David Adam Deckelbaum:
Clay, I wanted to just get back to the initiatives, particularly on commercial opportunities. So far, it looks like the savings achieved have been in the Delaware. Do you anticipate focusing on other areas of the portfolio that might enhance some of the economics, specifically in areas like Anadarko? Or is there more work to be done more in the Delaware from the midstream renegotiation perspective?
Clay M. Gaspar:
Yes, David, for sure, the big wins have been in the Delaware, where most of our activity is. There's an opportunity for active renegotiation there. But we have made wins in Anadarko as well. We continue to focus there. We see the tremendous gas potential that we just need to unlock more value, make sure we're hanging on to the dollars that come in the door a little bit better. And so I'd say that's another area that we will continue to see accrued benefits.
David Adam Deckelbaum:
And I guess, are most of the quantified opportunities that have been captured, are they more a function of better realizations or are you getting materially better rates here?
Jeffrey L. Ritenour:
Yes, David, it's a mix of both. So given the nature of the contracts, depending on where it is and how the contract is constructed, sometimes you'll see that run through our realizations on gas and NGLs, in particular, in the Delaware. But at other times, it will run through GPT. So it can be a little difficult to follow in the financials from time to time. But absolutely, it's a mix of all the above.
Operator:
Those are all the questions we have time for today.
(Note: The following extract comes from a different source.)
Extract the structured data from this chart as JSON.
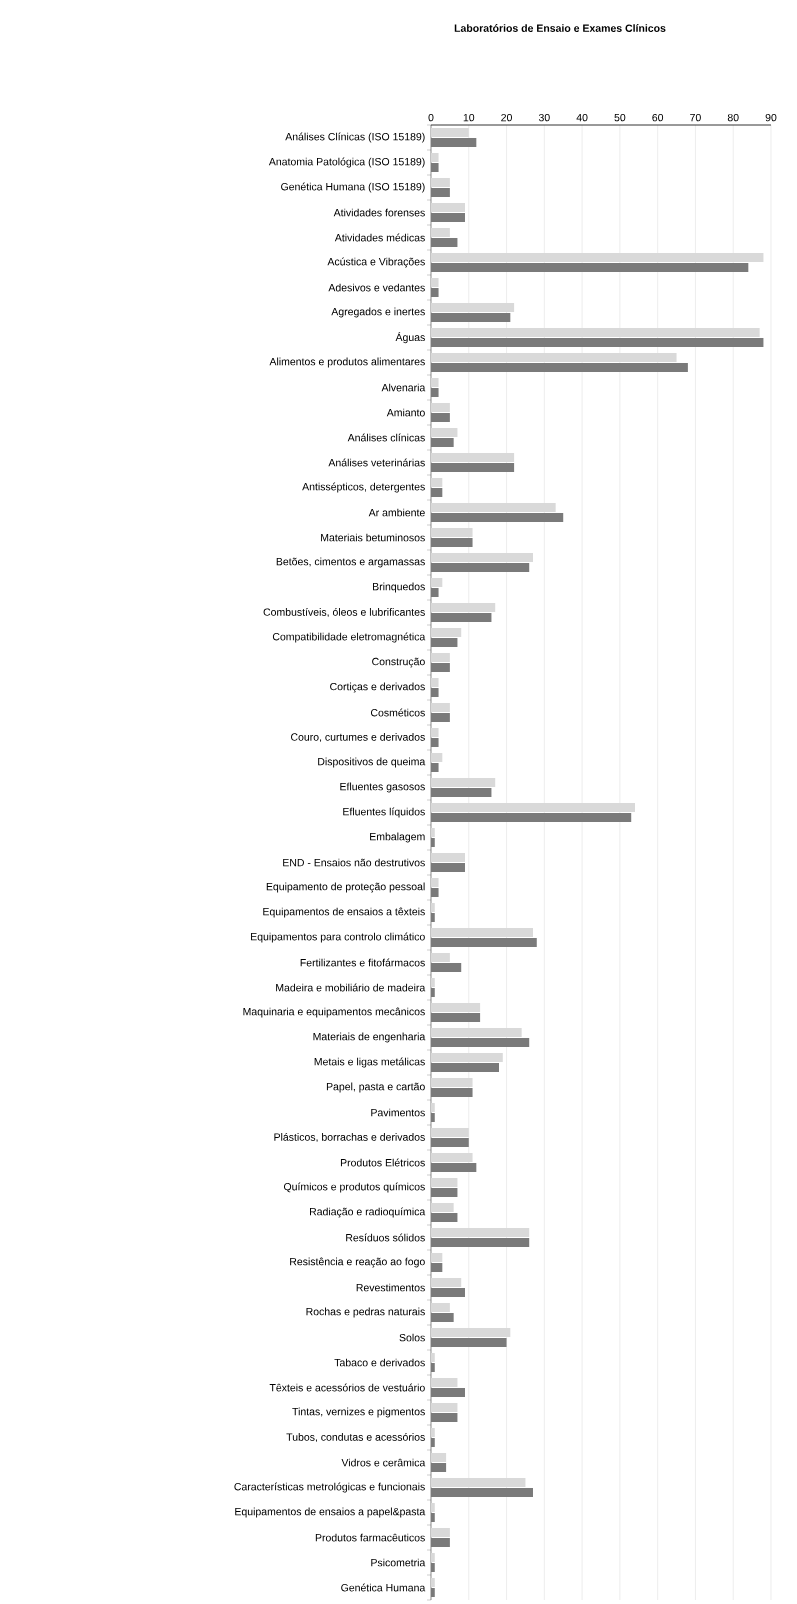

And so I'll hand the call back over to Rosy for closing remarks.
Rosy Zuklic:
Thank you, Emily. And I want to thank everyone for your interest in Devon and your participation in our call today. If you have further questions or for those of you who did not get through on the call today, please reach out to Chris or myself. Have a good day.
Operator:
Thank you all for joining us today. This concludes our call, and you may now disconnect your lines.